Kurz tröstlich und wiederholbar
Die Gesangsstücke wählt Dagmar Aigner „sehr bewusst“ aus. Afrikanische Melodien, jüdische Kanons, indische Mantras oder christliche Andachtsstrophen. Eine tröstliche Botschaft mit einem kurzen Text sollen die Stücke haben, gefühlvoll, einfach und eingängig sein. Fast alles wird ohne Noten- und Textblatt gesungen: „Wenn ich eine Seite mit 13 Strophen austeile, dann ist mehr das Kognitive, der Kopf zugange“, sagt Aigner. Auch das häufige Wiederholen der kurzen Strophen sei sehr wichtig. Diese gemeinsamen und gleichbleibenden Gesänge hätten auch eine körperliche Wirkung, erläutert die Gesangspädagogin. Medizinische Studien belegten, dass die wiederkehrenden Melodien Glückshormone freisetzten, das Herz ruhiger schlagen ließen und das Immunsystem stärkten.

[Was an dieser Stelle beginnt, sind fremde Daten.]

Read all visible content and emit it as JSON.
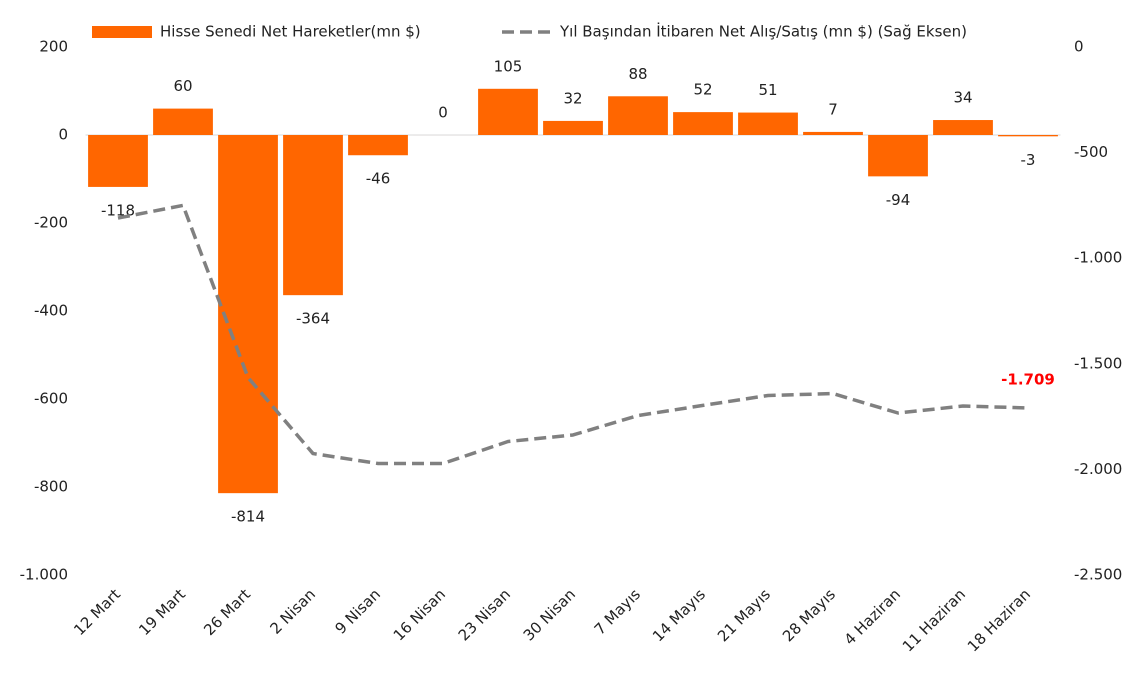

Das spüren offenbar auch die Frauen in Aigners Singkreis, wenn sie sich im Takt wiegen, die Augen schließen und einander ein Taschentuch zustecken, wenn Tränen fließen. Niemand muss seine Trauer rechtfertigen, diskutieren und in Worte fassen, sondern darf einfach singen. Männer nehmen nur selten teil. Vielleicht, weil hier nichts geleistet werden muss und man nicht einfach zupacken kann, um ein Problem zu lösen, vermutet Dagmar Aigner. Männern fällt es nach ihrer Beobachtung schwer, sich einfach in den Gesang und „ins Gefühl fallen zu lassen“.